Although mining activity is often associated with deforestation, by some estimations it’s a lesser contributor to the problem – accounting for about 7% of forest losses and degradation – than commercial and subsistence agriculture (73%) and urban expansion and infrastructure (10%). Nevertheless, while mining’s direct impact on forests is often limited, its indirect and cumulative impacts can be significant, according to a paper* published by Chatham House, a UK-based policy institute.

For example, mining’s direct impact includes land-use change at mine sites, and downstream pollution and environmental damage. The sector’s indirect and cumulative impacts can be more significant, including those associated with the development of road, rail and port infrastructure for transport and export of minerals, and the impacts associated with inflows of workers and other economic activities such as logging as infrastructure opens forests up.

The paper explores the impacts of large-scale mining on forests, against the backdrop of rising demand anticipated for many mineral commodities.
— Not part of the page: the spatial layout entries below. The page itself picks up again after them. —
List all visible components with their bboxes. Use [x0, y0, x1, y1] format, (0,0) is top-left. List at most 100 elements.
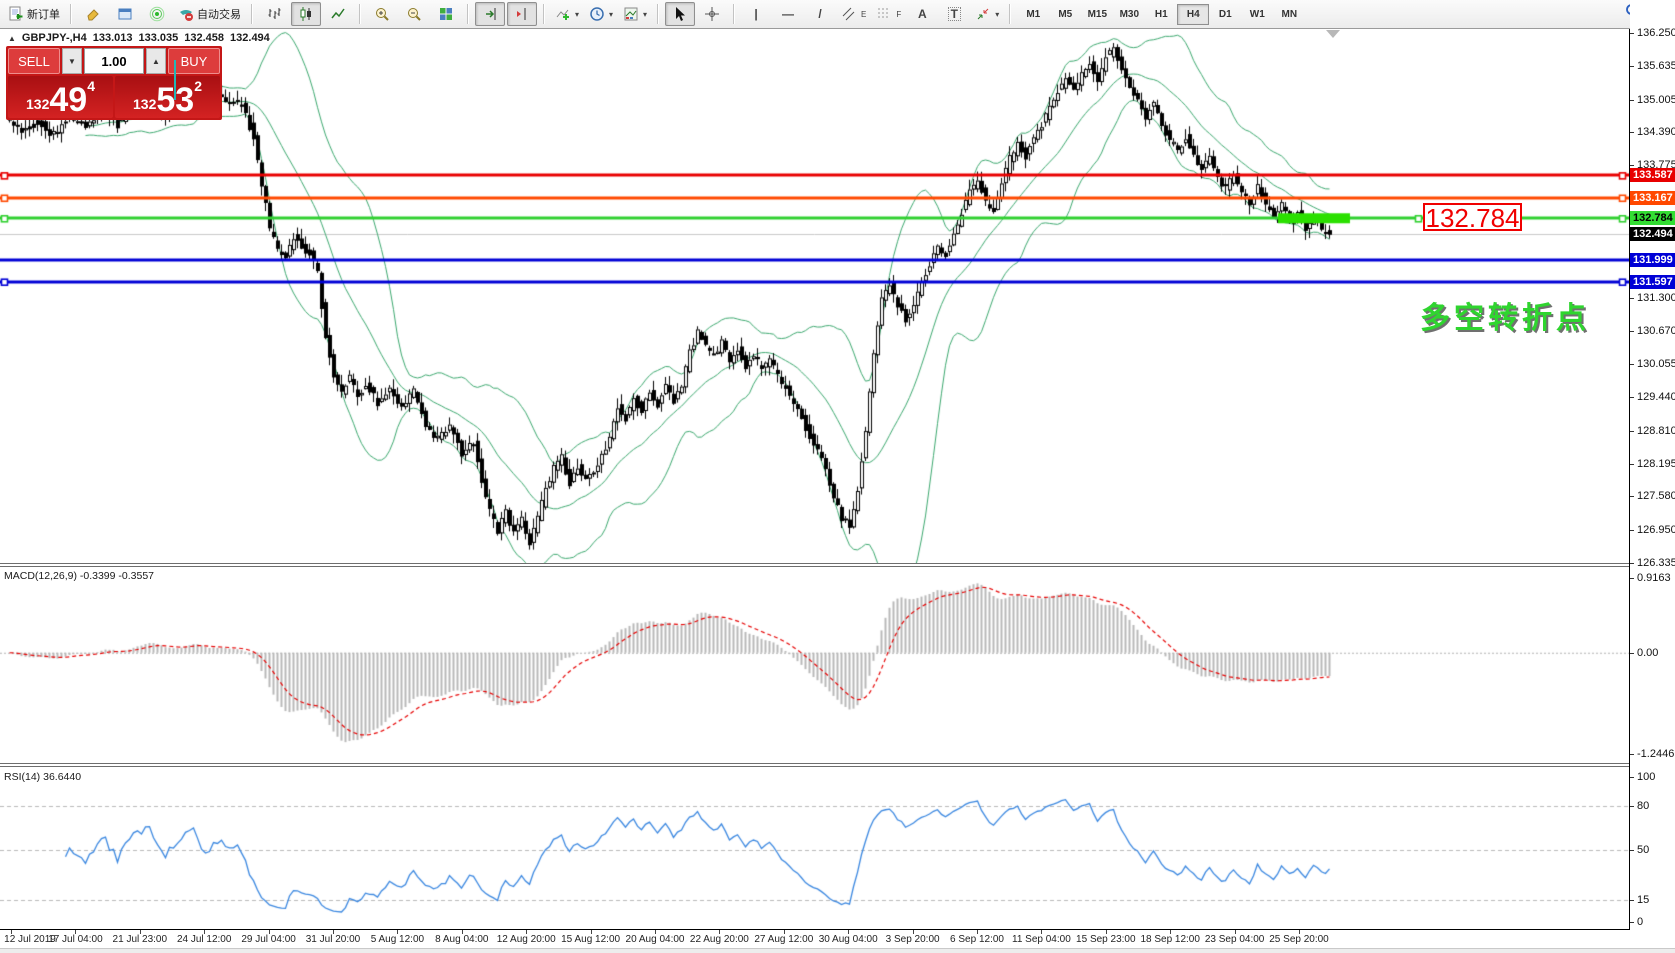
- crosshair-tool-button[interactable]: [697, 2, 727, 26]
- time-tick-mark: [719, 930, 720, 934]
- templates-button[interactable]: ▾: [619, 2, 651, 26]
- time-tick-mark: [11, 930, 12, 934]
- chart-shift-button[interactable]: [507, 2, 537, 26]
- horizontal-line-tool-button[interactable]: —: [773, 2, 803, 26]
- axis-tick-mark: [1630, 496, 1634, 497]
- time-tick-mark: [655, 930, 656, 934]
- tile-windows-button[interactable]: [431, 2, 461, 26]
- macd-label-line: MACD(12,26,9) -0.3399 -0.3557: [4, 570, 154, 582]
- new-order-icon: [8, 6, 24, 22]
- chart-eraser-button[interactable]: [78, 2, 108, 26]
- timeframe-m1[interactable]: M1: [1017, 4, 1049, 25]
- axis-tick-label: 130.670: [1637, 325, 1675, 337]
- time-label: 8 Aug 04:00: [435, 934, 488, 945]
- turning-point-annotation[interactable]: 多空转折点: [1420, 293, 1590, 337]
- line-chart-icon: [330, 6, 346, 22]
- timeframe-m30[interactable]: M30: [1113, 4, 1145, 25]
- vertical-line-tool-button[interactable]: |: [741, 2, 771, 26]
- indicators-button[interactable]: ▾: [551, 2, 583, 26]
- axis-tick-label: 128.810: [1637, 425, 1675, 437]
- axis-tick-mark: [1630, 530, 1634, 531]
- volume-input[interactable]: [84, 48, 144, 74]
- toolbar-separator: [1009, 4, 1011, 24]
- rsi-value: 36.6440: [43, 771, 81, 783]
- line-chart-button[interactable]: [323, 2, 353, 26]
- new-order-button[interactable]: 新订单: [4, 2, 64, 26]
- arrows-icon: [975, 6, 991, 22]
- cursor-tool-button[interactable]: [665, 2, 695, 26]
- teal-vertical-line: [174, 60, 176, 100]
- dropdown-arrow-icon: ▾: [995, 10, 999, 19]
- chart-shift-marker-icon[interactable]: [1326, 30, 1340, 38]
- timeframe-w1[interactable]: W1: [1241, 4, 1273, 25]
- arrows-tool-button[interactable]: ▾: [971, 2, 1003, 26]
- volume-increase-button[interactable]: ▲: [146, 48, 166, 74]
- volume-decrease-button[interactable]: ▼: [62, 48, 82, 74]
- axis-tick-mark: [1630, 132, 1634, 133]
- toolbar-separator: [733, 4, 735, 24]
- time-tick-mark: [75, 930, 76, 934]
- buy-price-sup: 2: [194, 78, 202, 94]
- clock-icon: [589, 6, 605, 22]
- sell-price-block[interactable]: 132 49 4: [8, 76, 113, 118]
- timeframe-m5[interactable]: M5: [1049, 4, 1081, 25]
- price-annotation-box[interactable]: 132.784: [1423, 203, 1522, 231]
- time-label: 20 Aug 04:00: [626, 934, 685, 945]
- main-toolbar: 新订单 自动交易 ▾ ▾ ▾ | — / E F A T ▾ M1M5M15M3…: [0, 0, 1675, 29]
- auto-trading-button[interactable]: 自动交易: [174, 2, 245, 26]
- trendline-icon: /: [818, 8, 821, 20]
- price-axis[interactable]: 136.250135.635135.005134.390133.775131.3…: [1630, 0, 1675, 953]
- bar-chart-button[interactable]: [259, 2, 289, 26]
- axis-tick-mark: [1630, 298, 1634, 299]
- buy-price-prefix: 132: [133, 96, 156, 112]
- time-label: 15 Aug 12:00: [561, 934, 620, 945]
- axis-tick-mark: [1630, 165, 1634, 166]
- timeframe-mn[interactable]: MN: [1273, 4, 1305, 25]
- axis-tick-label: 128.195: [1637, 458, 1675, 470]
- fibonacci-tool-button[interactable]: F: [872, 2, 905, 26]
- time-label: 17 Jul 04:00: [48, 934, 103, 945]
- periods-button[interactable]: ▾: [585, 2, 617, 26]
- sell-button[interactable]: SELL: [8, 48, 60, 74]
- auto-scroll-button[interactable]: [475, 2, 505, 26]
- time-label: 29 Jul 04:00: [241, 934, 296, 945]
- axis-tick-label: 135.005: [1637, 94, 1675, 106]
- time-label: 25 Sep 20:00: [1269, 934, 1329, 945]
- ohlc-open: 133.013: [93, 32, 133, 44]
- timeframe-m15[interactable]: M15: [1081, 4, 1113, 25]
- rsi-label: RSI(14): [4, 771, 40, 783]
- timeframe-d1[interactable]: D1: [1209, 4, 1241, 25]
- candlestick-chart-button[interactable]: [291, 2, 321, 26]
- channel-tool-button[interactable]: E: [837, 2, 870, 26]
- chart-window-icon: [117, 6, 133, 22]
- axis-tick-mark: [1630, 431, 1634, 432]
- price-tag: 132.784: [1630, 211, 1675, 225]
- text-tool-button[interactable]: A: [907, 2, 937, 26]
- macd-panel-canvas[interactable]: [0, 567, 1629, 763]
- signals-button[interactable]: [142, 2, 172, 26]
- time-tick-mark: [140, 930, 141, 934]
- time-tick-mark: [269, 930, 270, 934]
- text-label-tool-button[interactable]: T: [939, 2, 969, 26]
- zoom-out-button[interactable]: [399, 2, 429, 26]
- collapse-arrow-icon[interactable]: ▲: [8, 34, 16, 43]
- rsi-panel-canvas[interactable]: [0, 767, 1629, 929]
- main-chart-canvas[interactable]: [0, 29, 1629, 563]
- axis-tick-mark: [1630, 464, 1634, 465]
- zoom-in-button[interactable]: [367, 2, 397, 26]
- toolbar-separator: [70, 4, 72, 24]
- timeframe-h4[interactable]: H4: [1177, 4, 1209, 25]
- time-axis[interactable]: 12 Jul 201917 Jul 04:0021 Jul 23:0024 Ju…: [0, 930, 1629, 948]
- trendline-tool-button[interactable]: /: [805, 2, 835, 26]
- timeframe-h1[interactable]: H1: [1145, 4, 1177, 25]
- axis-tick-label: 130.055: [1637, 358, 1675, 370]
- new-chart-window-button[interactable]: [110, 2, 140, 26]
- buy-price-block[interactable]: 132 53 2: [115, 76, 220, 118]
- trading-platform-window: { "toolbar": { "new_order_label": "新订单",…: [0, 0, 1675, 953]
- time-tick-mark: [977, 930, 978, 934]
- axis-tick-label: 126.950: [1637, 524, 1675, 536]
- axis-tick-mark: [1630, 66, 1634, 67]
- ohlc-close: 132.494: [230, 32, 270, 44]
- horizontal-line-icon: —: [782, 8, 794, 20]
- chart-area: ▲ GBPJPY-,H4 133.013 133.035 132.458 132…: [0, 29, 1675, 953]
The study assumes that alongside the depletion of accessible reserves and declining ore grades across the sector, mining is likely to push further into forest landscapes, increasing the risk of deforestation and forest degradation. It expands upon the key themes of a research workshop which was held at Chatham House in May 2019.
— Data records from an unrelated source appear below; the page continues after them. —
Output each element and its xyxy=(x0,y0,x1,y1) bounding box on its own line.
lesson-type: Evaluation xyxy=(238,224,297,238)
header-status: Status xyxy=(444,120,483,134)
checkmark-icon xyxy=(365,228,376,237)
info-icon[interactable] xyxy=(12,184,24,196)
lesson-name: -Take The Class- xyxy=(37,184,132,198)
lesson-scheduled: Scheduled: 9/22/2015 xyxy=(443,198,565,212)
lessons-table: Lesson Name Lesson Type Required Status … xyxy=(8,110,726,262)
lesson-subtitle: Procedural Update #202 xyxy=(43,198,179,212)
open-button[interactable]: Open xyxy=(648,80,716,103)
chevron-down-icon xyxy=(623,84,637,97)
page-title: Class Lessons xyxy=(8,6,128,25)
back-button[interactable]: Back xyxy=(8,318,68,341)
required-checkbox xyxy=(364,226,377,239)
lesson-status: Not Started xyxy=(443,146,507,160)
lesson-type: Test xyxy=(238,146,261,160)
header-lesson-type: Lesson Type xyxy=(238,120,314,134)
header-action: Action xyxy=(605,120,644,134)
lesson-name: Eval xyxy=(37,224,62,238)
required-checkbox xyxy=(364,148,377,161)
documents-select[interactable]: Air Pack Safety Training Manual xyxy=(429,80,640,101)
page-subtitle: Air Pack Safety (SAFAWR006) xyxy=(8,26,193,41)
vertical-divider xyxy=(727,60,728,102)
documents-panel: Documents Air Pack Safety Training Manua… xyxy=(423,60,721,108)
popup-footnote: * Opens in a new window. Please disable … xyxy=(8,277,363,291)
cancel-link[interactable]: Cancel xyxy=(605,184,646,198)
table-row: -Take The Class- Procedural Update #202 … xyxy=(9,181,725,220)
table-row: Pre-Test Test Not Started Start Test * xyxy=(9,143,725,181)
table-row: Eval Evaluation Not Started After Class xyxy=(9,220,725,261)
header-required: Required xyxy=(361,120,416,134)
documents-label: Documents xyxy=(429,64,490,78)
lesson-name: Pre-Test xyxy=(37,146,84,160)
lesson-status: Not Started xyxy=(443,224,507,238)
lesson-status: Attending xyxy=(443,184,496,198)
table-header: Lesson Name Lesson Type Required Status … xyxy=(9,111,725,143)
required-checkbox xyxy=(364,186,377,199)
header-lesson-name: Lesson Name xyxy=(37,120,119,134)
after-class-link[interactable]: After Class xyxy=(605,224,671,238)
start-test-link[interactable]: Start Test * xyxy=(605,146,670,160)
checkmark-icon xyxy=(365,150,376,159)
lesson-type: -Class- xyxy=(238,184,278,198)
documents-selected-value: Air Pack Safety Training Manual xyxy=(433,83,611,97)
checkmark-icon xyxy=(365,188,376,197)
Apart from the increased scrutiny and pressure that the industry is likely to receive as competition for natural resources such as water, timber and farmland heightens, reforestation of mine lands presents the prospect of another method to indirectly cut GHG emissions from mining – in this case, even long after mining ceases. Simply put, trees sequester CO2 and store carbon in biomass. Mining companies can integrate reforestation into their ESG strategies, provided the price is right.

A French climate-tech startup company has focused its efforts on developing what it claims is a unique solution for large-scale reforestation of degraded ecosystems, using drones. Instead of simply planning a monoculture reforestation for a tract of land, MORFO says it conducts a detailed analysis of the soils and the surrounding biodiversity in order to recreate viable forests which it will monitor for years to ensure sustainability and vigor.
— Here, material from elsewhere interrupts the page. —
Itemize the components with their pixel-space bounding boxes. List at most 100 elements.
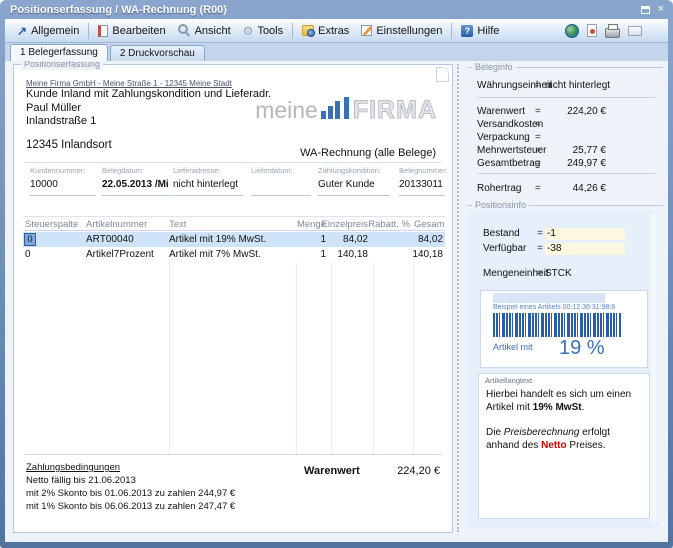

MORFO says one of its specially equipped drones can reforest up to 50 hectares per day using seed encapsulation technology – 50 times more than traditional reforestation methods, according to the company, which says it has successfully carried out projects in Gabon (in collaboration with the mining and metallurgical group ERAMET), French Guiana and Brazil.

The company points out that in its reforestation strategy, humans and drones are complementary. In general, drones are:
• More efficient – They can plant between 20 and 100 times faster than humans. A single drone can treat up to 50 hectares per day and plant 180 bolls (seed capsules) per minute.
• Cost savers – They can be as much as five times cheaper, because of their speed of planting, but also because planting by drone avoids the need for a plant nursery.
• Safer – They are able to access areas that pose high risk for human activity; e.g., in rugged or extremely remote terrain.

However, MORFO explains that at each stage of a project – analysis of the terrain, choice of seeds, planting, monitoring of evolution – human intervention remains crucial. The company uses scientists, employed by MORFO or by partner laboratories and universities, as well as technicians, agronomy experts, drone operators and seed specialists. The company says it also collaborates with members of local entities associated with a project who assist in preparation and, depending on the project, may conduct some replanting in a traditional way. The capsules carried by the drones have several advantages over conventional direct seeding, according to the company:
• They offer a growing medium with optimal humidity and biological richness for the plant.
• Their physical structure is resistant to impact when dropped, resulting in adequate burial in the soil to initiate the vegetation cycle.
• They allow a storage period compatible with the planting seasons in different regions of the world.

MORFO says basic components of its capsules are sourced locally to support local economic networks and avoid risk of ecosystem disruption due to the implantation of exogenous plants.